The euro bond sales came after the US market registered strong issuance this week, and as a benchmark index for European corporate debt stress fell for a second day on Thursday, nurturing hopes that bond investors would be receptive to stronger European companies.

Nonetheless, bankers expect the healthier US corporate bond market to lure larger European companies that need to issue sizeable bonds. They have predicted an upsurge in so-called Yankee bonds, or US-dollar denominated bonds sold by non-US companies.

“Hand on heart, can we give big European companies the same execution guarantees in euros as in dollars? Probably not,” said a senior London-based syndicate banker. “The theme of European companies going to the US market is going to continue.”

The US corporate bond market has stayed resilient in spite of the wave of risk aversion that has shaken credit markets, junk bonds and equities.
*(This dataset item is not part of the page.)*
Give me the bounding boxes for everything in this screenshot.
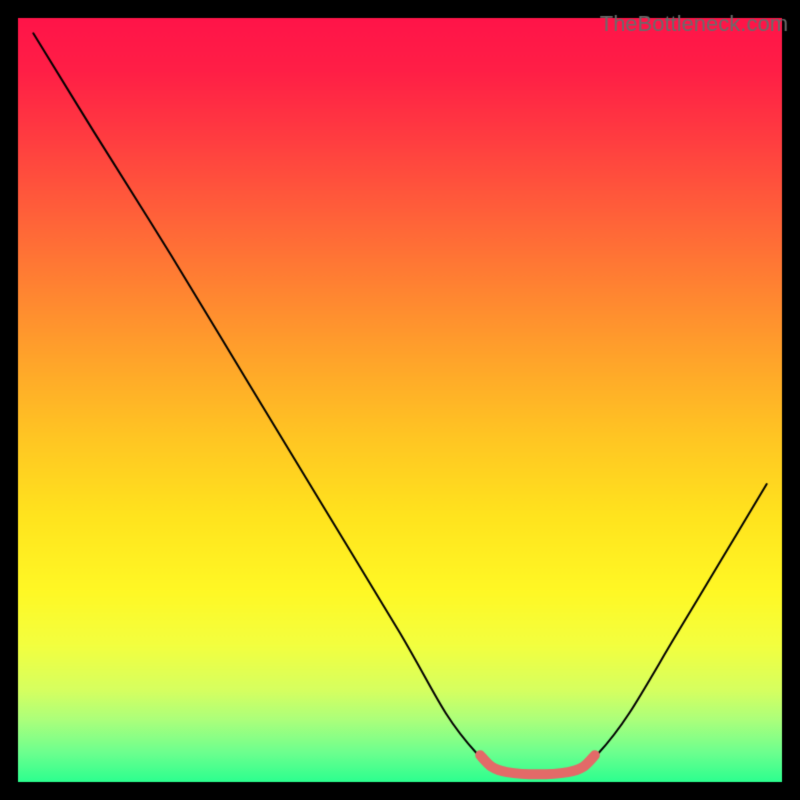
bottleneck-chart bbox=[0, 0, 800, 800]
Spreads to Treasuries on US investment grade corporate bonds have increased but underlying benchmark rates are so low that borrowing costs for these issuers remain historically low. Currency swap rates are also attractive.

In spite of the return of Europe-based deals – Scottish and Southern Energy sold the first sterling bond in over a month on Wednesday – more companies are expected to follow Daimler and France Telecom, who were among the issuers tapping the US corporate bond market on Wednesday, for more than $11bn, the largest daily issuance since May, according to Dealogic.

On Thursday, US-marketed deals were expected from companies including Toyota Motor Credit and AIG, bankers said.

Barclays Capital estimates September issuance of $75bn or more, depending on the level of US Treasuries. Jim Glascott, head of global debt capital markets at Barclays Capital, said corporate treasurers were taking advantage of the low borrowing rates now available.

“We have seen many clients ‘prefund’ needs for later this year and into first half 2012,” Mr Glascott said. “Most treasurers are looking to lock in rates.”

New US issuance was, however, coming at a premium to existing debt, of around 20 bps so far this week.

In recent weeks, average spreads on US investment grade bonds have risen above 200 bps for the first time since 2009, but yields are still under 4 per cent, according to a Barclays Capital index. Yields, which move inversely to prices, hit a low of 3.36 per cent on August 4 and were 3.61 per cent at Wednesday’s close.

Markit’s Europe main index of credit default swaps on investment grade corporate debt fell for a second day on Thursday, to a still elevated 173 basis points. In May the index was trading below 100 bps.